Thursday, August 28, 2014

I Was Just So Worried About Bees

The whole bee worry sort of sneaked up on me while I was busy worrying about topsoil erosion, desertification, groundwater contamination, //insert ecological threat//. Some time in 2008 or 2009 I remember hearing that bees weren't coming back to their homes and birds were falling out of the sky, that cell phone signals were to blame, or something. It seemed far away and outrageous, so I didn't dwell on it.
Then in 2013 and 2014, BEES were suddenly the thing - almost the only thing. I think at some point it hit the general would-be-bee-worriers that bees pollinate 70% of our top 100 food crops. I watched some documentary footage from a region of China where rapid industrialization had wiped out the bee population; now migrant workers do the job, dipping paintbrushes in sticky sauce and, one blossom at a time, hand pollinating food crops.

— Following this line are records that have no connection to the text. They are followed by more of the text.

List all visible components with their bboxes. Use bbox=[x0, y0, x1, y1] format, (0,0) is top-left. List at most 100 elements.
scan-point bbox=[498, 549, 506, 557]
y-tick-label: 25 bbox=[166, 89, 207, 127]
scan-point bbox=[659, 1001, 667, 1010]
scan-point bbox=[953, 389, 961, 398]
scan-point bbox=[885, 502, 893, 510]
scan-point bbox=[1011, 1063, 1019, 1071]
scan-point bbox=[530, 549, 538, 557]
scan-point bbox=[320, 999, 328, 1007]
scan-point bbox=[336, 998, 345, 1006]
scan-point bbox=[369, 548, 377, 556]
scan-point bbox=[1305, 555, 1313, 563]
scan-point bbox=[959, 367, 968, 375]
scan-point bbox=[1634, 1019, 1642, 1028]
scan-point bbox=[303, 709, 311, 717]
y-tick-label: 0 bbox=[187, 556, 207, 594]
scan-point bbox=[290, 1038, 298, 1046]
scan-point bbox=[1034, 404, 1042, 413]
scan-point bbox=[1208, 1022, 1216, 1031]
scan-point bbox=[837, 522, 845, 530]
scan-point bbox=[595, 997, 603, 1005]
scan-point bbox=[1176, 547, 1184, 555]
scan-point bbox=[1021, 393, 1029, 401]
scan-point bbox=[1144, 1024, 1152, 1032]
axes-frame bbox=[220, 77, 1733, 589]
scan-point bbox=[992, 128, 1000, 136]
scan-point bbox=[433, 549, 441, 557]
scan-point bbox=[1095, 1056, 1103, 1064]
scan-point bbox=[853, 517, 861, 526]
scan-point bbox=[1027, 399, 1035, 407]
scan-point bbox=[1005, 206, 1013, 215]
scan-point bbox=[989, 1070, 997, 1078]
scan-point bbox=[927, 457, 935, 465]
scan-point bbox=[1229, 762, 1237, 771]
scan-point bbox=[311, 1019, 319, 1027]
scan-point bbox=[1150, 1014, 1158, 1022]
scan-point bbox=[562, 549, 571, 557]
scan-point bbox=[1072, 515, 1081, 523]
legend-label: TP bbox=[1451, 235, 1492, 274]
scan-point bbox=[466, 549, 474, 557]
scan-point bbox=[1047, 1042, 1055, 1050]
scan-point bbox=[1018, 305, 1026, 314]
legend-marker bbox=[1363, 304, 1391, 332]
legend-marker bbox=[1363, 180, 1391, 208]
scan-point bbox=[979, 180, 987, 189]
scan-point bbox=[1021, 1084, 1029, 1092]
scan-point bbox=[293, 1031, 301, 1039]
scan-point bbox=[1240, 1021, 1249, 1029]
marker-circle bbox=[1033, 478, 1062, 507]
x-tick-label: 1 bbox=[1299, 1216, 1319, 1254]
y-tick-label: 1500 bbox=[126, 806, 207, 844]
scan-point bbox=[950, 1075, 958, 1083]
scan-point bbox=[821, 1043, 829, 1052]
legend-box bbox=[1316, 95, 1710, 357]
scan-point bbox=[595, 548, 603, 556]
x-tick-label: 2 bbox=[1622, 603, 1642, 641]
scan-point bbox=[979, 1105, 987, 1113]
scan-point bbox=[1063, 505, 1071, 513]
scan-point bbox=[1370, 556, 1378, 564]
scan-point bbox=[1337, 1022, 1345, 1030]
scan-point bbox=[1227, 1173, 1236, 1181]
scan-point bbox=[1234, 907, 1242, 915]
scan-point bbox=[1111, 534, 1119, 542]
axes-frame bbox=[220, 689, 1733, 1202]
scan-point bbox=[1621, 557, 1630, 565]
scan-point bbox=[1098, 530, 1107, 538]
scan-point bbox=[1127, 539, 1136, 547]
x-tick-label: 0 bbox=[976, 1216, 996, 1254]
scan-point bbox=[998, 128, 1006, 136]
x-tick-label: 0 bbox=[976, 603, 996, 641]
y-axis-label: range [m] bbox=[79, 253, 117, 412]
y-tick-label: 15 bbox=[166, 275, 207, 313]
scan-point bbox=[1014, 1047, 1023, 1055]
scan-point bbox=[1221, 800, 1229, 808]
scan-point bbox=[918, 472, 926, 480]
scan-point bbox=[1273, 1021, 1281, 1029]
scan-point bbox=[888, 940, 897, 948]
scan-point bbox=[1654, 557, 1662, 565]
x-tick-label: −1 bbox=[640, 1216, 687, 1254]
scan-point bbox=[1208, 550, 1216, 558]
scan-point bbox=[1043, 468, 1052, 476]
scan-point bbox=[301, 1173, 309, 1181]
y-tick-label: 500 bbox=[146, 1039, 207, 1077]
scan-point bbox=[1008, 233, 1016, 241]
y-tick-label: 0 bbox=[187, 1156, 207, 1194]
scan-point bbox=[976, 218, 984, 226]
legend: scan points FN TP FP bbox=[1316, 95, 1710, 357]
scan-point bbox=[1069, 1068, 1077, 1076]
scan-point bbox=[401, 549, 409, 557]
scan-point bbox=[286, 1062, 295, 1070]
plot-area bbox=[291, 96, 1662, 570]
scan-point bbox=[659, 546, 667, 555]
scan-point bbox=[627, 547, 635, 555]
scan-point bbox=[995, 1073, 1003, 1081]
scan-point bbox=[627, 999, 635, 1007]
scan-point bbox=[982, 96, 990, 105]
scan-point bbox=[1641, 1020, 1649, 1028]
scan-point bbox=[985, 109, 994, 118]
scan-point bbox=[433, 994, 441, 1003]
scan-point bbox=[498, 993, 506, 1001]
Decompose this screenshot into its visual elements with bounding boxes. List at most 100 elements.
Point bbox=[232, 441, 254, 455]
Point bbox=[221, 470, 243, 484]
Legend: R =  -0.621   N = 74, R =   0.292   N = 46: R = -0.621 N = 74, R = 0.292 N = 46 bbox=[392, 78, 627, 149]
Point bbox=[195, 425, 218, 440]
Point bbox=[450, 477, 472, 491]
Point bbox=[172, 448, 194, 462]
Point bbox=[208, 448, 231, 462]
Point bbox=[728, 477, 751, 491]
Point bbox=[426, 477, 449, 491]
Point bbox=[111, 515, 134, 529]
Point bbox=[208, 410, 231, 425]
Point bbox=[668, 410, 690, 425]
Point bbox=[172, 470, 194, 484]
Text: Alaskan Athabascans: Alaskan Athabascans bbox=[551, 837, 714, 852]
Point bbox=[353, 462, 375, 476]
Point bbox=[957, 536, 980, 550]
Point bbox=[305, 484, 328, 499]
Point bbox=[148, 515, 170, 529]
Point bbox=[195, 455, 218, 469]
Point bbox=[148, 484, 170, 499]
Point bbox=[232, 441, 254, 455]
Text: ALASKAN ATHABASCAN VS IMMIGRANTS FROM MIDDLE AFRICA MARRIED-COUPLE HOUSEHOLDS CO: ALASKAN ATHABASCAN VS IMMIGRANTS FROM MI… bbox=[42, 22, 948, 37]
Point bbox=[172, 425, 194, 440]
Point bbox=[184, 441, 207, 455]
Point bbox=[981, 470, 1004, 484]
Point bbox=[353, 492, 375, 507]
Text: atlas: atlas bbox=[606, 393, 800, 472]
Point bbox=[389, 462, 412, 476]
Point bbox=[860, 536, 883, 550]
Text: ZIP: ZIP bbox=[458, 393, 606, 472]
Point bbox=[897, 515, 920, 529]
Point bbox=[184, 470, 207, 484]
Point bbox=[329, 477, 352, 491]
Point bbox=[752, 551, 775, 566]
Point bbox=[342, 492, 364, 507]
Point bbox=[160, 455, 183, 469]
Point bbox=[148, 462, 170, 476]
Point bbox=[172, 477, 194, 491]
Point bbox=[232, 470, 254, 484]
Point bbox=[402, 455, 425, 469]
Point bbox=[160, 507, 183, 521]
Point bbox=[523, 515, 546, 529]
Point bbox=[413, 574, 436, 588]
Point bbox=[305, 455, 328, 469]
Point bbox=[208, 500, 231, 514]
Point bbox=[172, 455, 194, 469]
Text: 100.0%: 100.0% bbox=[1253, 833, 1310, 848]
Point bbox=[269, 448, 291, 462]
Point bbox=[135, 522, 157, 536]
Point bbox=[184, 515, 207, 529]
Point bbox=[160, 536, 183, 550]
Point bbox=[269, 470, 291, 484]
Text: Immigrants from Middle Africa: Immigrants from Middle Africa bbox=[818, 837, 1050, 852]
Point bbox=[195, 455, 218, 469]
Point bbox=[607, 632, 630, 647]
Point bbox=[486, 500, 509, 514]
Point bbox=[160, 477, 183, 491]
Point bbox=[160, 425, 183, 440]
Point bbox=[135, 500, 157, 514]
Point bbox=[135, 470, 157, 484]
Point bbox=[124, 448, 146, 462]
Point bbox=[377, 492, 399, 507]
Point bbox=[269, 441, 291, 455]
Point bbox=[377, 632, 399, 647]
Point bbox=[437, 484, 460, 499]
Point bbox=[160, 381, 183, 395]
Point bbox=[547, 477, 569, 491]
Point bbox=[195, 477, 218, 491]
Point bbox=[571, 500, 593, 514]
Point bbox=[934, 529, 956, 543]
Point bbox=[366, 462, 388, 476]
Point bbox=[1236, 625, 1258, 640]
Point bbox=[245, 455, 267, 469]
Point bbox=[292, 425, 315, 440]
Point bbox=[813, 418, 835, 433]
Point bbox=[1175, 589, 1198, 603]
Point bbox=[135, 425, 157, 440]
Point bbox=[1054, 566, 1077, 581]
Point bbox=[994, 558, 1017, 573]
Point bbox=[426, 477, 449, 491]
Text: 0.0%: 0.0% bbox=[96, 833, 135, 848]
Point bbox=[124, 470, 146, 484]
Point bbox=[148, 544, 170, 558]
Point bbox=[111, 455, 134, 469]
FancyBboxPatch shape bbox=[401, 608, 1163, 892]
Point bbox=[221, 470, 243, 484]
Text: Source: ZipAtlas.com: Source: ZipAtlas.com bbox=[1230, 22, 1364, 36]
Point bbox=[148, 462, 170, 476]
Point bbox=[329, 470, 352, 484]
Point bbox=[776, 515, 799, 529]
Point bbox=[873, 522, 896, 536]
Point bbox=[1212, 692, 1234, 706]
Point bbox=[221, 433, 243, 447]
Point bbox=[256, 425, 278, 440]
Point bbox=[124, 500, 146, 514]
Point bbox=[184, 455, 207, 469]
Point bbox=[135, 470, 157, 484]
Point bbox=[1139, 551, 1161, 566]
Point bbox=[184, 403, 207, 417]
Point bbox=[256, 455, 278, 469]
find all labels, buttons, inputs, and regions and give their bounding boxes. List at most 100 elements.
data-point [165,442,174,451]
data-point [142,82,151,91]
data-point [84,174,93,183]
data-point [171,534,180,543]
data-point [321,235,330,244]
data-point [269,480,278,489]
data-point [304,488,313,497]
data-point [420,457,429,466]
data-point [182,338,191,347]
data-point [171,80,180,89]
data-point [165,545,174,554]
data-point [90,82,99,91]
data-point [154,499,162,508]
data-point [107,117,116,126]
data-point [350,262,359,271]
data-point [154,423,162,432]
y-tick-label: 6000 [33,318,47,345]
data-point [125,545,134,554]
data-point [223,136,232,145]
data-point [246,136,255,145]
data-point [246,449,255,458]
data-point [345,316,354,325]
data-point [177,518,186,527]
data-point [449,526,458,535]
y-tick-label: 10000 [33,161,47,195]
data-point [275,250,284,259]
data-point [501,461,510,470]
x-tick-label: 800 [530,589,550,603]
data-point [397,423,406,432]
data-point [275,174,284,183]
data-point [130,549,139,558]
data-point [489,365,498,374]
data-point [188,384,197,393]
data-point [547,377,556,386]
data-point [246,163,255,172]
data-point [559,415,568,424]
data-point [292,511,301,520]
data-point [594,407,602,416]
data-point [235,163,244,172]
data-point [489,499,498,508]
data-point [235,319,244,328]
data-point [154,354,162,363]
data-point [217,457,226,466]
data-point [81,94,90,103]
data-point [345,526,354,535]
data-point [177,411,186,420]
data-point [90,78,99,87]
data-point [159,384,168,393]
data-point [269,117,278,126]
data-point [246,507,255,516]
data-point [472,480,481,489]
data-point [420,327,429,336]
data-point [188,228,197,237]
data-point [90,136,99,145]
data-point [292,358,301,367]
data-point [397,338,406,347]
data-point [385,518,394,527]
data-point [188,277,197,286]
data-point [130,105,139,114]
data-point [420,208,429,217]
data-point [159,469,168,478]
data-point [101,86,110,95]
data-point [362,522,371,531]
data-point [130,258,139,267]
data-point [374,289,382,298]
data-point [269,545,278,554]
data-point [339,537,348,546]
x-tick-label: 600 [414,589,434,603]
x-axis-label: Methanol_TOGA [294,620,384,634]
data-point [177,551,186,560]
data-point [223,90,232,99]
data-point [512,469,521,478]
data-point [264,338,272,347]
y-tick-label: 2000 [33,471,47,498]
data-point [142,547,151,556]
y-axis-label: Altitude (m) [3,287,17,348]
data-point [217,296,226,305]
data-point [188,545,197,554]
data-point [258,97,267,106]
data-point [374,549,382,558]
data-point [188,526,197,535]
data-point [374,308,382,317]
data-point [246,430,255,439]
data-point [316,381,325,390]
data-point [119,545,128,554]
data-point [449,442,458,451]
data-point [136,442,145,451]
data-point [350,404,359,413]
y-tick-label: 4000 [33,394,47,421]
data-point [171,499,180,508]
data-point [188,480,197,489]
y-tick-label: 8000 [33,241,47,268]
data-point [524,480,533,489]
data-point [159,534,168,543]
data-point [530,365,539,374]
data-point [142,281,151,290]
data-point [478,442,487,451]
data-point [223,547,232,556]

Esther prepares for catastrophe
It's a picture of devastation way more immediate and accessible than "climate change," for example.
Worry, worry, worry, bees, bees, bees.
It turns out there is, by my own uneducated estimation, a fairly healthy bee and wasp population in the Heights. It took a while for them to show up, but they finally found my garden and helped me out. THANKS GUYS!
They loved the catmint and rudbeckia I picked up at the Bee-iesta this spring, and now they are all over our anise hyssop (which, by the way, makes a great cocktail). Thanks to Anna Dains for a generous donation to my native-perennial-bee-corner, which I established in July to make more room for my edibles in the raised beds, and to be awesome. I hope some day it will be awesome - for now it's rather unimpressive.
So here it is:


Viola, a bee garden. Rudbeckia hirta, Orange Coneflower (ratibida), Anise Hyssop, Zig Zag Goldenrod, and one lonely native grass, Indian Something, towards the center. I don't know what else there is; the rest will be a fun surprise next year or the year thereafter. I'm hoping it will all grow up and together into a glorious mass of color and nectar in a few short, short years.


I love the mudpit at the end of the sidewalk, by the way. Hooray, Columbia Heights.